If you are contemplating indie (self-) publishing your book, Dean Wesley Smith's blog (linked below) is a must-read. His latest post on trends in the indie publishing field contains much food for thought, much of it encouraging for the writer, not so much for traditional publishing.
If you agree with Smith, you're probably going to end up publishing on your own. But is there a time when you are better off trying the traditional route, querying agents who will shepherd your book through the submission process to mainstream publishers?
My sense is now no. As Smith points out, publishers are very keen on having writers sign restrictive contracts. When a friend of mine sold his book to a big publisher for a large advance, for example, they required that he work on that book exclusively until it was out on the market. No matter that my friend also had another book looking for a publisher with another agent. You can wait a long time for a book to come out, and be required to sit on any other work.
Another reason not to publish traditionally is long-term cash flow. If you sell to a big house, they restrict your royalties and often keep rights (such as to e-books) for themselves. You may get money up front, but if your book doesn't sell, that's pretty much it. Your book goes into mothballs forever.
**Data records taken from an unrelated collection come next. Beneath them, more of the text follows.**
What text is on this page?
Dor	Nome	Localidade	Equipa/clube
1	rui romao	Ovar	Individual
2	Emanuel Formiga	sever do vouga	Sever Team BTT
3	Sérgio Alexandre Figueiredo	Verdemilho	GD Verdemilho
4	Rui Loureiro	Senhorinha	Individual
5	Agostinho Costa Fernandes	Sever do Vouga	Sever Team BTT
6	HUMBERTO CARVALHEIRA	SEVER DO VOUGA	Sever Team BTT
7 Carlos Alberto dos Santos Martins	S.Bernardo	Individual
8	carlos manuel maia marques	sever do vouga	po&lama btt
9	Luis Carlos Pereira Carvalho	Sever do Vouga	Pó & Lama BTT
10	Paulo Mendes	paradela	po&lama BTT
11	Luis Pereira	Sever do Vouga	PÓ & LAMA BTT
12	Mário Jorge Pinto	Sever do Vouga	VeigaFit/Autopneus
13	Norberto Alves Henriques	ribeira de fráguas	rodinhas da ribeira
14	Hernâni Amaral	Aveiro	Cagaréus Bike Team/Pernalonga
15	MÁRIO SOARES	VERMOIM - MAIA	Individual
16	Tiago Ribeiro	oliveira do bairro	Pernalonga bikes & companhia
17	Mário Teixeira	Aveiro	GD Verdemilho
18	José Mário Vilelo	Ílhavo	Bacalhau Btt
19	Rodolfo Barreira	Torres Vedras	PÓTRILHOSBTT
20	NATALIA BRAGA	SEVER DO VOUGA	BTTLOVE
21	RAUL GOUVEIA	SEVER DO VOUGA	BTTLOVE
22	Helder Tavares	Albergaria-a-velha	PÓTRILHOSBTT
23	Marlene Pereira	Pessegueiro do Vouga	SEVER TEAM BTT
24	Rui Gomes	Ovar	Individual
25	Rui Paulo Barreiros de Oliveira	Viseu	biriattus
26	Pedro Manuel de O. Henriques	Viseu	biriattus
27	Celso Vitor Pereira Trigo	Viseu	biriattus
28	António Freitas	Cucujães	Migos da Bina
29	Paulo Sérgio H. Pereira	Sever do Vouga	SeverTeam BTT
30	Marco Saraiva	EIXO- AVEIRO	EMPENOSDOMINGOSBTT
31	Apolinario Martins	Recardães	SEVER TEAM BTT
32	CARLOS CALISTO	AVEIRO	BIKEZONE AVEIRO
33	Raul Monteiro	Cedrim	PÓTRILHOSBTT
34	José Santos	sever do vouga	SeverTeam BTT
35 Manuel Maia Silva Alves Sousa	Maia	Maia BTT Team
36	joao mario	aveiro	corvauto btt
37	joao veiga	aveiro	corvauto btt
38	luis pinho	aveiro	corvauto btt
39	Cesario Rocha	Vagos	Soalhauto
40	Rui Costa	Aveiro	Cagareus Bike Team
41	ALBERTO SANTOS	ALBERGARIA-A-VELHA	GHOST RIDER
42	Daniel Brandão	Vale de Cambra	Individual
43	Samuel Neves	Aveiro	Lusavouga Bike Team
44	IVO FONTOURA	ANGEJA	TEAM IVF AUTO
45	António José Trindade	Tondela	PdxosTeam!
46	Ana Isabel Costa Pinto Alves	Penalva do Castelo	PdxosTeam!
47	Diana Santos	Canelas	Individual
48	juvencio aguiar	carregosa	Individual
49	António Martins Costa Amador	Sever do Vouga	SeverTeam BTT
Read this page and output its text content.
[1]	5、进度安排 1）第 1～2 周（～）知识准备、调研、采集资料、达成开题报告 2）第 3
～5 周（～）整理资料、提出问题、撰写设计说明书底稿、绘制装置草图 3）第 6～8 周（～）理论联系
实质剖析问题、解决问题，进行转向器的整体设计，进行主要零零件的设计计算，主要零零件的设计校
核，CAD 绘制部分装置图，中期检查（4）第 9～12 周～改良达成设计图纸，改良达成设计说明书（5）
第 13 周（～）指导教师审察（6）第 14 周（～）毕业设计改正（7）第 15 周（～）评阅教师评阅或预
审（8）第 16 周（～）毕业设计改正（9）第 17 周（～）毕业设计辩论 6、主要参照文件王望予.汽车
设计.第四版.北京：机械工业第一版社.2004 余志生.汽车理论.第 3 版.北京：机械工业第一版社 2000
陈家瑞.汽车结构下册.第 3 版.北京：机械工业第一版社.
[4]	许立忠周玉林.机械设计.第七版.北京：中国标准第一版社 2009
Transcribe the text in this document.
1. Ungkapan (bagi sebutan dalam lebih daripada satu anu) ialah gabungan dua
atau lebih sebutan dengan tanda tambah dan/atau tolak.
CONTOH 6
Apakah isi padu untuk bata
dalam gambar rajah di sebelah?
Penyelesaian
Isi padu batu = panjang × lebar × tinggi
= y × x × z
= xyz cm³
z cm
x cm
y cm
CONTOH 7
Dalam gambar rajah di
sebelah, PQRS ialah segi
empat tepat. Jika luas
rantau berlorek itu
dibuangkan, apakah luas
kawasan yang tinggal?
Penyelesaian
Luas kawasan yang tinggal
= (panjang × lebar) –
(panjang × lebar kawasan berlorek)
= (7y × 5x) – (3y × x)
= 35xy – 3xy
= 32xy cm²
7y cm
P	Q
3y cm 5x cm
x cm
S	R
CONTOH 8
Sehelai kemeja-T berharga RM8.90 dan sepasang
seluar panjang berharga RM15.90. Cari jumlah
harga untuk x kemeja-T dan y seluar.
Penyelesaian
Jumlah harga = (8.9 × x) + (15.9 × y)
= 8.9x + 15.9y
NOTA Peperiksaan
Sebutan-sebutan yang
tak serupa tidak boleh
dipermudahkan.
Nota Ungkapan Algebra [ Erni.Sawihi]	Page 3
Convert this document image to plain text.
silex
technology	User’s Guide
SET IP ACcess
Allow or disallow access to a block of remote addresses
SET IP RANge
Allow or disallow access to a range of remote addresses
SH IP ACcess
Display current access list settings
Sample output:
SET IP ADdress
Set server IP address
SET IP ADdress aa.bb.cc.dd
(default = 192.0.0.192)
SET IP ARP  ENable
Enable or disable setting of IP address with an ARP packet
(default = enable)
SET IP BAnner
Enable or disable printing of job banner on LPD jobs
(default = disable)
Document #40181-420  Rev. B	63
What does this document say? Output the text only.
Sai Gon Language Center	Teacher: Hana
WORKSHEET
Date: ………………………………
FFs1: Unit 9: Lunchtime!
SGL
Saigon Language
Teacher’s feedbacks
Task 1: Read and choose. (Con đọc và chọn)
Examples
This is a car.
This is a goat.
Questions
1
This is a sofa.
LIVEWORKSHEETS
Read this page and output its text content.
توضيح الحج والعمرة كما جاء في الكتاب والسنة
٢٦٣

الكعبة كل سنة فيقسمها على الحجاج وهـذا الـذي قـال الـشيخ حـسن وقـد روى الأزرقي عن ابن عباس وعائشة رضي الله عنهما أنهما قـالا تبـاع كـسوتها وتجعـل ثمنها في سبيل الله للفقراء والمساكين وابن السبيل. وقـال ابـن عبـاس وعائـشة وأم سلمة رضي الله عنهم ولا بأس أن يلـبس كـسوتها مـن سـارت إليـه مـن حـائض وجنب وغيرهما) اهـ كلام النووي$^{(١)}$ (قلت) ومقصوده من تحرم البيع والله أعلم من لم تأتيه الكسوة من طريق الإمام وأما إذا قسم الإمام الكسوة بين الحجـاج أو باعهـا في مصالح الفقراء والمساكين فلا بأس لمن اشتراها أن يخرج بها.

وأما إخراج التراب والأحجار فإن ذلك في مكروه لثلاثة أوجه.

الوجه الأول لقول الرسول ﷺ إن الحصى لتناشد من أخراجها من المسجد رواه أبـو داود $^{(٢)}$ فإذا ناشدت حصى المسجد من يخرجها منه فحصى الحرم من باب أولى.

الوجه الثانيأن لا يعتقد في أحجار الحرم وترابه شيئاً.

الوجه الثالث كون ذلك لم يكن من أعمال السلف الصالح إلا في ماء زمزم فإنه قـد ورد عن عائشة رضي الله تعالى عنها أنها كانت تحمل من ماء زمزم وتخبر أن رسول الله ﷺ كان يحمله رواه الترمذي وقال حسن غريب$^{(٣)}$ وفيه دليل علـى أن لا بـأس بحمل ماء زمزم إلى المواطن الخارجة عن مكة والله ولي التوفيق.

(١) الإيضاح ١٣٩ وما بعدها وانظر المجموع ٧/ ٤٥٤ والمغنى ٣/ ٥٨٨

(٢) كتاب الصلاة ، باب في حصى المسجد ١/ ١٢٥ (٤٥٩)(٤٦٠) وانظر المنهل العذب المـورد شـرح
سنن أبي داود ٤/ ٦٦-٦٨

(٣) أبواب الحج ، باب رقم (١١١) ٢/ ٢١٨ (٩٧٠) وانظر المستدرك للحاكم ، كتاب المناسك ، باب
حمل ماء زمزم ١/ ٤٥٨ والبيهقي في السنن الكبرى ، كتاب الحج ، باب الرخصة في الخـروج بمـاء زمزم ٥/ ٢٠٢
But there is one good reason left to try for a traditional publisher. That is when you believe you have That One Big Novel in you, and after you write it, that's it, you've got nothing else to give. If you value the idea of your Baby, your Magnum Opus, getting the royal treatment from the people who have, for decades and decades, been the ones deciding Who Are the Real Authors, then I would try my hardest to get that one novel published, and to have myself be validated as a Published Author.
If you are someone who, like Dean Wesley Smith, loves to write, loves to tell stories, has a million words inside you bursting to get out, then I'd go the indie route. You can build your own publishing empire the way you want. You don't have to be validated by someone else, and you don't mind if your books don't sell 100,000 copies in the first month. You're in it for the long haul.
Me? I like to think I've got a dozen books in me. I'd like to think Breakfast with Pandora books will become a place that readers look to for good reads. Then again, I've got that Magnum Opus on my computer, too, and that desire to join The Club.
Who knows. Maybe eventually I can do both.